Having put DIM-Lanza race to rest I can now concentrate on my next target – the London Marathon, on 17 April. I’m hoping to stretch to a finishing time of 2hr44. This would be a decent PB and enable me to line-up on the championship/elite start line in the following two years.

Since I didn’t complete the double marathon segment of the double ironman, I have been able to get straight back into my training after just one recovery week. I was pleasantly surprised just how strong I’ve been this week and my two mara-spec sessions showed I’ve not lost anything.
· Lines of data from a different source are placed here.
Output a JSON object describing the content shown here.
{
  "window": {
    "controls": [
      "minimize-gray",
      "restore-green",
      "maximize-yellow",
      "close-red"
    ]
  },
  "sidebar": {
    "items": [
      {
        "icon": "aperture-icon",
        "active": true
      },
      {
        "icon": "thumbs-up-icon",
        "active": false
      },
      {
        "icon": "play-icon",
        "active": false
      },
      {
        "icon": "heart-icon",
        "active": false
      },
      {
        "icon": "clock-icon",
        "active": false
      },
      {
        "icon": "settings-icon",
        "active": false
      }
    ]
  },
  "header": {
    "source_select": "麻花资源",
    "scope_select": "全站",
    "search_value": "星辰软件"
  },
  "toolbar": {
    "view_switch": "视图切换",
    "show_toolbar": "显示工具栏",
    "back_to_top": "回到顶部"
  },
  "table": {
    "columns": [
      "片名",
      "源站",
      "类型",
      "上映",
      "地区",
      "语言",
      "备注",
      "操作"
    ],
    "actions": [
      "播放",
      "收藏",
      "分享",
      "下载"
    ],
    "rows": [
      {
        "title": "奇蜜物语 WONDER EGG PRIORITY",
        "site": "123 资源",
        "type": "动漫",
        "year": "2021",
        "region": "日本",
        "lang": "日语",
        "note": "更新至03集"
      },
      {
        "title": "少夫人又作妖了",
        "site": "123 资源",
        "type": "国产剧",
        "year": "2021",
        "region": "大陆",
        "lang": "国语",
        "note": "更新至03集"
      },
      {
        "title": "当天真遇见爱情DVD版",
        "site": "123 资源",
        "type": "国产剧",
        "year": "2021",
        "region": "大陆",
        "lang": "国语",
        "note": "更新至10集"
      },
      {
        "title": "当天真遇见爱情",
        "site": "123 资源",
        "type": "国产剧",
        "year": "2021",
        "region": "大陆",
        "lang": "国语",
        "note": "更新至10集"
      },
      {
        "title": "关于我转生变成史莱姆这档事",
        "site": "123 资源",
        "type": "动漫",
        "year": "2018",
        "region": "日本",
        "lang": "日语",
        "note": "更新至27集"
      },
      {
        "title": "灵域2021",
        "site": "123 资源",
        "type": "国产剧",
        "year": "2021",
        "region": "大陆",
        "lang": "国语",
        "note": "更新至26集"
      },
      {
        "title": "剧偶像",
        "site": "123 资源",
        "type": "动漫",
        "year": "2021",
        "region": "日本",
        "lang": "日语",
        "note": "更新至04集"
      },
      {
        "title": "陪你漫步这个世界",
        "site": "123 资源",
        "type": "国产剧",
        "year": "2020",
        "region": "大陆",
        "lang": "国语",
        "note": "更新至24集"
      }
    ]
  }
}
In fact I seem to be quicker/more efficient than I was before xmas! A couple of things have contributed to this. First of all I’m lighter. I weighed in at 69.0-69.5kg on return from Lanza. I’m now 69.5-70.0kg, which is still the lowest weight I’ve recorded in any previous year (prior to Ironman and DIM racing). The second is my abstinence of alcohol since New Years Eve, which has also kept the weight down.

WEEK 7 session 1 – 12miles @ 6:29/mile pace
Session 2 – 20miles (10m @ 7:25/m and 10m @ 6:45/m)
Session 3 – 2hrs off-road/hilly run @ tempo
Session 4 (optional) – long off-road run, depending on…

…an annoying little injury. It’s not one I’ve had before, probably Intersection or De Quervain syndrome above the right wrist. It’s a popular one with skiers and comes about from excessive use of the wrist under pressure. I picked it up from the double ironman – 224miles on the tri-bars! Just like 90% of my injuries and niggles I train through them at first (with occasional assistance from compression, ice and nsaids) and hope the body sorts itself out. If doesn’t fix itself and/or gets worse then I increase the treatment and head to the GP or local physio. Here’s a pic taken yesterday. It feels a bit more tender today and the hand is a little more swollen. At least it’s a new injury, so from a coaching point of view it’s good to learn from first-hand(!) experience.

Anyway, getting back to the marathon training. I have been reading Advanced Marathoning and trying out the training guidelines therein. I have a friend who’s about the same standard in running terms as me who has achieved 2 x <2hr45 at the London Marathon in recent years by following the programming in this book. It’s pretty basic with it’s guidelines and of course I have to pick and choose sessions to fit around my swimming and cycling. But with the current injury I’m going to be limited in terms of swimming and cycling for at least another couple of weeks.

I currently have the following races lined up as stepping stones to the London Marathon on 17 April:

5 March – Sri Chinmoy 10mile (Battersea Park). I haven’t decided on this race yet, but based on current form it would make a good training session and potentially a new PB.
27 March – Kingston Breakfast (16mile) Run. This is the major race pre-London Marathon. It’s a decent surface and flat, so will provide me with the data I need to pace the Marathon three weeks after.
30 March – CSSC 10km Road Champs. I won’t be 100% but I’d like to get a decent 34min time in.
17 April – London Marathon

In order to get a <2hr45 time at the London Marathon I’ll need to pace to 6:18/mile.  First step is to get around 1hr35 or better at the Kingston Breakfast Run (<6:00/mile).  That will mean I’m on course.


2 thoughts on “MARATHON TRAINING

  1. Always good to read your exploits. Not sure about that wrist though. Yikes!

    Kingston Breakfast Run: in for that one myself. 16 miles, and hoping for sub 1:40, as prep for sub 3hrs at Brighton Marathon.